Mi sarei voluta alzare subito ma poi ho pensato che il giorno del mio compleanno potevo indugiare tra le calde coperte ancora un po’ e mentre dalla casa giungeva il rumore dell’aspirapolvere e quello della lavatrice, mi sono rannicchiata sotto le coperte ebbra di quella fragranza di rose e mughetti che invadeva la mia stanza.
Mi sono nuovamente appisolata fino a quando ho sentito bussare lievemente alla mia porta e allora, finalmente sveglia, ho detto “avanti” e mi sono seduta sul letto.
In quel momento per la casa ormai silenziosa, si è diffusa una musica soave e struggente mentre mio marito varcava la soglia della camera da letto recando con se un vassoio pieno di prelibatezze. Caffè, spremuta di arance appena fatta, croissant ancora caldi, fragole e lamponi freschissimi, uova e pane abbrustolito con marmellata di albicocche fatta in casa. Abbiamo quindi consumato la colazione a letto mentre mia figlia, già lavata e vestita, era in camera sua a leggere Guerra e Pace e i cani erano in giardino a rastrellare la ghiaia.

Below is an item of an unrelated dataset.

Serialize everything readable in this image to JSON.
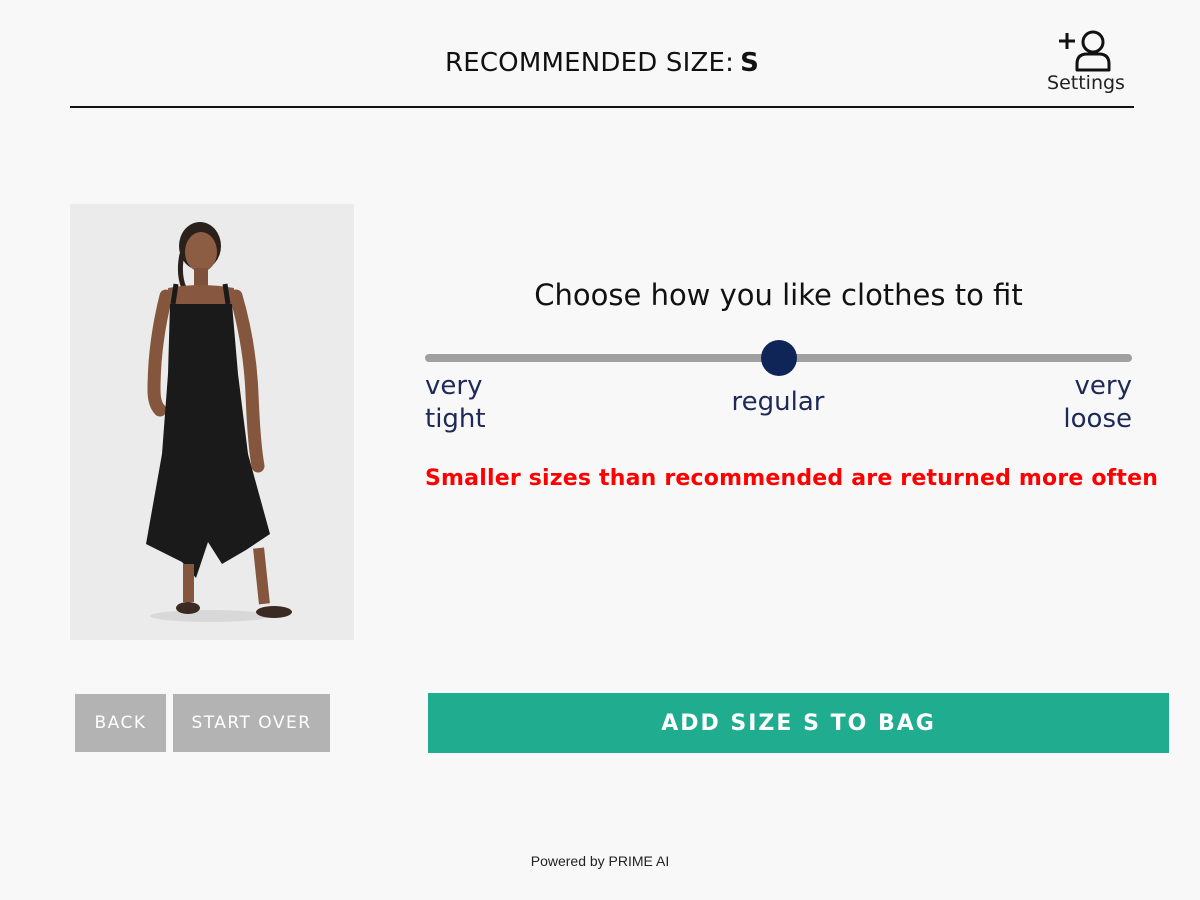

Poi mi sono alzata e ho indossato la mia vestaglia di seta nella cui tasca ho trovato un piccolo astuccio foderato di velluto al cui interno c’era un anello con un bellissimo rubino “sangue di piccione” montato su oro bianco e arricchito di piccolissimi brillanti taglio rosetta.
Più tardi nella mattinata, dopo aver fatto un bagno caldo con i sali profumati, ho chiamato un taxi e sono andata nel centro estetico più esclusivo della mia città mentre mio marito faceva un bucatino a mano della mia biancheria di seta e mia figlia spolverava le mensole di camera sua.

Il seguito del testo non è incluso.